Julie Gervais, meilleur poster de la catégorie « Agents pathogènes et interactions mutualistes »

Lors de la XXIXème Conférence internationale consacrée à la génétique fongique, J. Gervais a été récompensée pour la qualité de son travail

XXIXème Conférence internationale sur la génétique fongique, Asilomar (US), mars 2017.
Six étudiants dont Julie Gervais, devant, UMR Biologie et gestion des risques en agriculture (Inra, AgroParisTech) ont reçu un prix pour leur poster. © Matt Sachs, GSA
Mis à jour le 04/04/2017
Publié le 04/04/2017

Du 14 au 19 mars 2017, Asilomar (US) a accueilli la XXIXème Conférence internationale consacrée à la génétique fongique. Dédiée aux avancées les plus récentes sur le sujet, réunissant les plus grands scientifiques du domaine, cette conférence a également été l’occasion de distinguer de jeunes étudiants pour la qualité de leur travail.

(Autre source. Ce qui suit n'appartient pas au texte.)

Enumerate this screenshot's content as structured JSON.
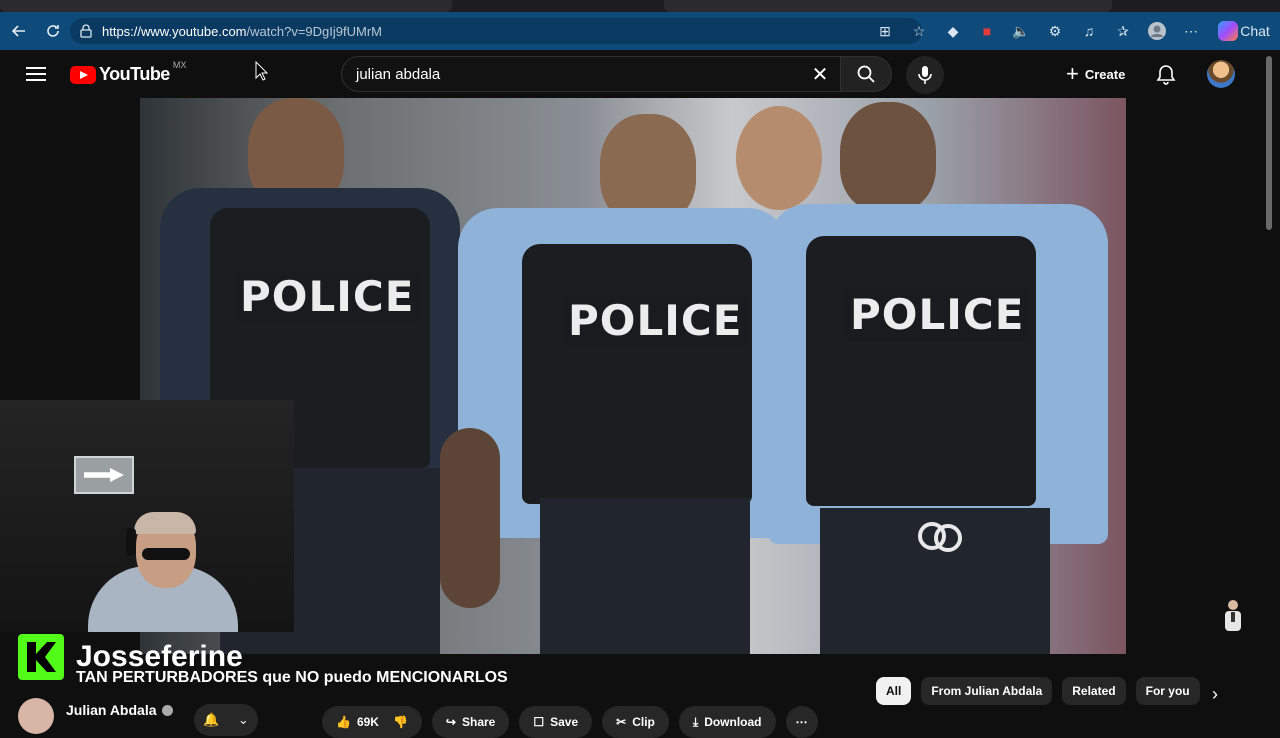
{
  "browser": {
    "url_host": "https://www.youtube.com",
    "url_path": "/watch?v=9DgIj9fUMrM",
    "copilot_label": "Chat"
  },
  "header": {
    "logo_text": "YouTube",
    "region": "MX",
    "search_value": "julian abdala",
    "create_label": "Create"
  },
  "player": {
    "vest_labels": [
      "POLICE",
      "POLICE",
      "POLICE"
    ]
  },
  "overlay": {
    "streamer_name": "Josseferine"
  },
  "video": {
    "title": "TAN PERTURBADORES que NO puedo MENCIONARLOS",
    "channel_name": "Julian Abdala",
    "actions": {
      "like_count": "69K",
      "share": "Share",
      "save": "Save",
      "clip": "Clip",
      "download": "Download"
    }
  },
  "sidebar_chips": [
    "All",
    "From Julian Abdala",
    "Related",
    "For you"
  ]
}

Julie Gervais, clarté de la présentation et mérite scientifique

Parmi quelques 270 candidats, six étudiants ont été récompensés, dont Julie Gervais, étudiante en cours de doctorat à l’UMR Biologie et gestion des risques en agriculture (Inra, AgroparisTech). Elle s’est vue attribuer le prix de la meilleure affiche sur le thème « Agents pathogènes et interactions mutualistes » pour la clarté de sa présentation et son mérite scientifique.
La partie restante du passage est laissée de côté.